Repetid conmigo, “el 27-S
lo único que se celebran en Cataluña son elecciones autonómicas”. Y digo esto,
porque a nuestro gobierno ni se le ha pasado por la cabeza utilizar los medios
de comunicación que controla para repetir eso una y mil veces a los catalanes, y de esa manera,
contrarrestar las mentiras con las que la Generalidad trata de confundir al
pueblo catalán.
Artur Mas, convertido cada
vez más en el “Maduro” español, en un líder populista irresponsable que lanza “soflamas”

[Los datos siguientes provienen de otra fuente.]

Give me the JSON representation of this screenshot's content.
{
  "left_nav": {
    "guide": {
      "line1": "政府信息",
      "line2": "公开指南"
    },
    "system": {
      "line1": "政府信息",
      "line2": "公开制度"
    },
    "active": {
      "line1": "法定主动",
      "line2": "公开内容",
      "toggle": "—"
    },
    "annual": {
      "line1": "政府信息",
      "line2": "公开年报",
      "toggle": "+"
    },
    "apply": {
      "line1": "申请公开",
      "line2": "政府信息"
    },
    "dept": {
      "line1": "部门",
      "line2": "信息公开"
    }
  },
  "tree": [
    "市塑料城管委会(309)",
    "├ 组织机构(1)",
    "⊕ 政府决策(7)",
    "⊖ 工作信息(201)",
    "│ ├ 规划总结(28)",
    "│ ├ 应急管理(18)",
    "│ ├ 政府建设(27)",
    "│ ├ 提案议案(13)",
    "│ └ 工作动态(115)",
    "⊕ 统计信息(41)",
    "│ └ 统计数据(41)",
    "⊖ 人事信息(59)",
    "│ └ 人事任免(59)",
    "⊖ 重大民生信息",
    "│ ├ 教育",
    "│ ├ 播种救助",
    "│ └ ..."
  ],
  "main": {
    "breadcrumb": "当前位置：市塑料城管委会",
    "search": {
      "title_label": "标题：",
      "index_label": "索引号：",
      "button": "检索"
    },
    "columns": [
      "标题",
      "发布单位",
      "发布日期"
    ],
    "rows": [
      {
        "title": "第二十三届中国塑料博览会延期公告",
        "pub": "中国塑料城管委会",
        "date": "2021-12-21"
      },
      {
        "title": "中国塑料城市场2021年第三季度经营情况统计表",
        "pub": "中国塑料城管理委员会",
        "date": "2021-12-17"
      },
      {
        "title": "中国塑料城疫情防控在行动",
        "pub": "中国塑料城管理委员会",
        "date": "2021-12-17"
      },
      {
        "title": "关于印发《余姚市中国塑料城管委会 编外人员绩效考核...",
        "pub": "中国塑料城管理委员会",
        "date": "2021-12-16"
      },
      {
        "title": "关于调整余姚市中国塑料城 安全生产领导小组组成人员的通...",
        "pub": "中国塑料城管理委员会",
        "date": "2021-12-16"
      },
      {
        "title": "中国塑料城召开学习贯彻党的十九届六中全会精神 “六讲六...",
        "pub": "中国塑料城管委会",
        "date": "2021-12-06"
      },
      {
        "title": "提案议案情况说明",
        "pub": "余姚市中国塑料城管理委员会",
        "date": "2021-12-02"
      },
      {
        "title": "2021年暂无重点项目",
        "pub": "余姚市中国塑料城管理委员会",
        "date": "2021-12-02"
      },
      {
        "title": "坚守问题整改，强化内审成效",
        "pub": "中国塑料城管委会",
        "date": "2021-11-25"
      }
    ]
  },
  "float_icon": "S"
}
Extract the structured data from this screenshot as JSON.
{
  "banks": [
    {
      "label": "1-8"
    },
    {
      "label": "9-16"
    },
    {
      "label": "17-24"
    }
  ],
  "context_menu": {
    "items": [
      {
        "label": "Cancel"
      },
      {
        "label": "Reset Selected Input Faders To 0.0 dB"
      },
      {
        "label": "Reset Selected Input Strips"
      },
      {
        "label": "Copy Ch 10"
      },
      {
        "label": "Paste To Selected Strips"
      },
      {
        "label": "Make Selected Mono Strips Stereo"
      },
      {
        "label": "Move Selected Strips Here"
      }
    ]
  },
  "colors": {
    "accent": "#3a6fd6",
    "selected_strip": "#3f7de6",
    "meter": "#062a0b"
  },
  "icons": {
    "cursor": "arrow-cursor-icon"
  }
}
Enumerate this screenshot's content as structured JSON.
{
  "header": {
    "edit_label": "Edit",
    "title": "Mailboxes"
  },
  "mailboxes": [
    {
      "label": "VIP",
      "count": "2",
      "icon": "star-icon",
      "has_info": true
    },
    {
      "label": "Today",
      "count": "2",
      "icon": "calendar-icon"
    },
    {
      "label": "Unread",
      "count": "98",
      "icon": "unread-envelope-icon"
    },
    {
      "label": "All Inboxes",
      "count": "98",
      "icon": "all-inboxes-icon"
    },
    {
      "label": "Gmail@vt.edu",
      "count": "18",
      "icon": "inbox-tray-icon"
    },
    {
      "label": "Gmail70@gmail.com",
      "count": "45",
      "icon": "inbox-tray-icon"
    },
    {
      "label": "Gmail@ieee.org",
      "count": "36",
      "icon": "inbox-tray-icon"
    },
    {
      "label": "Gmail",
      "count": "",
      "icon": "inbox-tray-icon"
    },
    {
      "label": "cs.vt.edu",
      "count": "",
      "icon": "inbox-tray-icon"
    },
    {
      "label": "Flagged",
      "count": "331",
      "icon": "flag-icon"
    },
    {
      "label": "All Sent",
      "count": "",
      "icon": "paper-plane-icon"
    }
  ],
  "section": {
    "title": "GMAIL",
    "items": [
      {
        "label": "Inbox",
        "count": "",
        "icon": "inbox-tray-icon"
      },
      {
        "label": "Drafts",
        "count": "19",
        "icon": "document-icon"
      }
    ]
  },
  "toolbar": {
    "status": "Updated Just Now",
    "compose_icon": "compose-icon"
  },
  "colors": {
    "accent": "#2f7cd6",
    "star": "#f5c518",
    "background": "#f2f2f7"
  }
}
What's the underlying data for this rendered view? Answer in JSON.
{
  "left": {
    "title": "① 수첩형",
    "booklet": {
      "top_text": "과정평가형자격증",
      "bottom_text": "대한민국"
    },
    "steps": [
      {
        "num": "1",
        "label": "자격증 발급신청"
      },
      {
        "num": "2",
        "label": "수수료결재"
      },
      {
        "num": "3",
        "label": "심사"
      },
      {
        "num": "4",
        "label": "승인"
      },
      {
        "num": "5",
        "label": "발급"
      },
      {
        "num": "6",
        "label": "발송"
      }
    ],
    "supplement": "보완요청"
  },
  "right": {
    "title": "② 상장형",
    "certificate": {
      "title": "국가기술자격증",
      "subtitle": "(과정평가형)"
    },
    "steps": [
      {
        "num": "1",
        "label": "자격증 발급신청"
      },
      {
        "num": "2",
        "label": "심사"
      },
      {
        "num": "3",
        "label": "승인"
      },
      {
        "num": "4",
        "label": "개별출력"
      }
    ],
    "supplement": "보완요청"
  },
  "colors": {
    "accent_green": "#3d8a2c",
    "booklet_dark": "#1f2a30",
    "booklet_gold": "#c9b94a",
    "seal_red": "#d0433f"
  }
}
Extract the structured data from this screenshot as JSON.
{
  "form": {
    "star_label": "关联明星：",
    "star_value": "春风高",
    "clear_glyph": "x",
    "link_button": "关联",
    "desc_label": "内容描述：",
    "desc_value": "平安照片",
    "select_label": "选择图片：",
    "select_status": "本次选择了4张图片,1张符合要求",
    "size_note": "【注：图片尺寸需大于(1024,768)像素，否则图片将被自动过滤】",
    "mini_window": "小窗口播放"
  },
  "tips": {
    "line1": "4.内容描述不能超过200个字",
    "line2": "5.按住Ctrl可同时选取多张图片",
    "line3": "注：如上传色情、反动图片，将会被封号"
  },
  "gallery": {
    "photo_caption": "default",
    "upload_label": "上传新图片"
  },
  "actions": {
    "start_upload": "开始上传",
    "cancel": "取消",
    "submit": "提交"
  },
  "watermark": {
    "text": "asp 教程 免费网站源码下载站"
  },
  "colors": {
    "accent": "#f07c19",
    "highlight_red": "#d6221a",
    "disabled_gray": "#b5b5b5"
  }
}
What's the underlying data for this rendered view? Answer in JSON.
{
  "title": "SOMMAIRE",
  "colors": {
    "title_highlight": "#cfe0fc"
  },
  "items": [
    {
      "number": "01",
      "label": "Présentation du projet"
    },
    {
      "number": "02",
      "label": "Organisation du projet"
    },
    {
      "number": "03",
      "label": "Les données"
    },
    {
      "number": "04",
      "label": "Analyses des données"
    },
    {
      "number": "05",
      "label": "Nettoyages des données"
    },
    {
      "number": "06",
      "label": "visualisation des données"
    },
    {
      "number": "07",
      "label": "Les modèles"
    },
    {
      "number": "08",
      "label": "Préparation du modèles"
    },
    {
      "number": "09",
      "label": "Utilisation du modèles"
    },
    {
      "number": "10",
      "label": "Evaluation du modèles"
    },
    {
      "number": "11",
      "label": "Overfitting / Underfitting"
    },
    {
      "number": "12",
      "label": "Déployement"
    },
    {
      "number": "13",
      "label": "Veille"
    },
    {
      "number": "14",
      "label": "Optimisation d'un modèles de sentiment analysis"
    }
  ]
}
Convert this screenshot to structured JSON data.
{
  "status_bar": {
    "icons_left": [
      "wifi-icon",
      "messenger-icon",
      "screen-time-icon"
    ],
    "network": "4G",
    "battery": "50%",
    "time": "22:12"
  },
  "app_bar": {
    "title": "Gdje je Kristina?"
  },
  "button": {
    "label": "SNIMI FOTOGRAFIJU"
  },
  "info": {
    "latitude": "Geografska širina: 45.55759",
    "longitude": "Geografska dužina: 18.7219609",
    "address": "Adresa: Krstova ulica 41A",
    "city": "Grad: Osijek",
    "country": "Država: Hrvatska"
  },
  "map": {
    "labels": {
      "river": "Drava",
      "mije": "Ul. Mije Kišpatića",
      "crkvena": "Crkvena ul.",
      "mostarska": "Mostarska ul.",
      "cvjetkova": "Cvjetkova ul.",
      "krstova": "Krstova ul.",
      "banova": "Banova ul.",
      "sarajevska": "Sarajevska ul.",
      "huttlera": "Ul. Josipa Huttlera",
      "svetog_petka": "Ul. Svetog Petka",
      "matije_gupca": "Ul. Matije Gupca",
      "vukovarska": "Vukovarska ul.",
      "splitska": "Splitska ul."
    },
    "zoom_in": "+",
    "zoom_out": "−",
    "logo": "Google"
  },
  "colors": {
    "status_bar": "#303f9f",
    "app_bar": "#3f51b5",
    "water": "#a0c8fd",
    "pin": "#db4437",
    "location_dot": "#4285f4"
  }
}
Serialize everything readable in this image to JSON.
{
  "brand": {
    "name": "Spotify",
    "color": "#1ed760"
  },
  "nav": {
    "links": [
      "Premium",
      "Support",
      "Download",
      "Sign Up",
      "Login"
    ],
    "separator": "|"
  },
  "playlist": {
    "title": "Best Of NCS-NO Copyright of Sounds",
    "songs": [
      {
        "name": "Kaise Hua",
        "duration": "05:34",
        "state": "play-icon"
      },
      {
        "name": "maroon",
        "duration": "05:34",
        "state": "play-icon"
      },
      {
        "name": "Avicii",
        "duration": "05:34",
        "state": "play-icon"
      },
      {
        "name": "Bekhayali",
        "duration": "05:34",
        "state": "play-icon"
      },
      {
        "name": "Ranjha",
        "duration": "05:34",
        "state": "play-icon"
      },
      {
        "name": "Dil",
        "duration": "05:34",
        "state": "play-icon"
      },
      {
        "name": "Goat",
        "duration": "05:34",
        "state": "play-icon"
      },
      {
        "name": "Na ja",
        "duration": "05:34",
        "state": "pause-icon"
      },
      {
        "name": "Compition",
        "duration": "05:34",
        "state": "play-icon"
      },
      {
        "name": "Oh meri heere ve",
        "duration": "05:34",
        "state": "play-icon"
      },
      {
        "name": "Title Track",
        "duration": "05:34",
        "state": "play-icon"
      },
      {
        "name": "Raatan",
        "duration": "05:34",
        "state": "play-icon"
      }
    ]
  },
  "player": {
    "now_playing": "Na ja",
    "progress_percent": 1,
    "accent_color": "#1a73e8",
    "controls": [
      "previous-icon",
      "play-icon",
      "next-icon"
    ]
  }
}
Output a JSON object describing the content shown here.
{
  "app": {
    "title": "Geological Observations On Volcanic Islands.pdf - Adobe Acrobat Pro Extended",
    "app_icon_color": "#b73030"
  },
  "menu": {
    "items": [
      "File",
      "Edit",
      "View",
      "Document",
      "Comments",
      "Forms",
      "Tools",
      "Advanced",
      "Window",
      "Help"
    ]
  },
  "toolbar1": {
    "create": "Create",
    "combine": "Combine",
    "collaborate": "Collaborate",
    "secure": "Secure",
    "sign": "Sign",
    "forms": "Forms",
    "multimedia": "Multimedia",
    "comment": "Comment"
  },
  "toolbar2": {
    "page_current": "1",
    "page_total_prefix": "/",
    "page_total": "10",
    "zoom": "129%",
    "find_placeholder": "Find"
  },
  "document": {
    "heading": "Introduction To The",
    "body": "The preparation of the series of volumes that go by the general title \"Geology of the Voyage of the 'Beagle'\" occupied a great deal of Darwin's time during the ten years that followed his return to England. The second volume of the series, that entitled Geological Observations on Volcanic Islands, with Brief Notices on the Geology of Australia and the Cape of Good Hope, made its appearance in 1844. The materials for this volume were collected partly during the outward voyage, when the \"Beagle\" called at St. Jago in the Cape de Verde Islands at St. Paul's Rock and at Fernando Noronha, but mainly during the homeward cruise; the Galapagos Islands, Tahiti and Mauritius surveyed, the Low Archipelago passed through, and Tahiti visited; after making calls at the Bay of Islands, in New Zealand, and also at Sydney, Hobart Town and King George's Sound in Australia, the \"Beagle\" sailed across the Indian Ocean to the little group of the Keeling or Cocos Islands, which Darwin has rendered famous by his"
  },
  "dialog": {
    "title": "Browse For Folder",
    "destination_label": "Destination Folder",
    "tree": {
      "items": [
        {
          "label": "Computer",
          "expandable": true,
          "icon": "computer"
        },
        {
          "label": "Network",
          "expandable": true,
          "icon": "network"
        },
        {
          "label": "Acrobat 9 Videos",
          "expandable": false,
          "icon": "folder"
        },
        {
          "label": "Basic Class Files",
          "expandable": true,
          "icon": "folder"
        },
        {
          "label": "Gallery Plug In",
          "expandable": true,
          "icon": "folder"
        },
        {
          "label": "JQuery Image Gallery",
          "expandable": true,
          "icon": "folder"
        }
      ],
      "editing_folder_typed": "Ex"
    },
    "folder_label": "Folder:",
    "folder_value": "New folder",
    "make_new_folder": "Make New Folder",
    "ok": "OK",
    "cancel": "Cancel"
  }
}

para enmarcar, está tratando de transmitir a los catalanes, que en estas
elecciones, que el pretende sean plebiscitarias, se juegan la última
oportunidad de ser independientes, cuando lo que en realidad son, es la última
oportunidad de Mas para seguir en política tras su errática trayectoria.
Con la actual composición
del Parlamento de Cataluña, la extinta CiU y ERC suman 71 escaño, 4 por encima
de la mayoría absoluta, aunque también es cierto que UDC ya no apoya la causa
independentista, mi pregunta es, ¿Por qué no han dado ahora el paso que
pretenden dar si ganan por mayoría absoluta el 27-S? Pues sencillamente, porque
saben que conforme el tiempo pasa, cada vez más catalanes se dan cuenta de lo
suicidas de las intenciones de este falso Mesías. Los catalanes de nacimiento o
de adopción, empiezan a estar hartos de gobernantes obsesionados con pasar a la
historia y requieren otros que se interesen en mejorar la vida diaria de sus
ciudadanos.
Desde que Artur Mas
gobierna Cataluña, ésta ha perdido peso económico y sus habitantes renta. La
que otrora fue locomotora económica de España, ha dejado de serlo, y la
Comunidad de Madrid es ahora la que aporta más PIB a nuestro país.
Los españoles mantenemos la
esperanza de que el pueblo catalán recapacite y opte mayoritariamente por la
sensatez, que no le albergue la más mínima duda de que deseamos que vuelvan los
tiempos en que todos, incluidos ellos, rememos en la misma dirección para
alcanzar en común las máximas cotas de prosperidad posibles.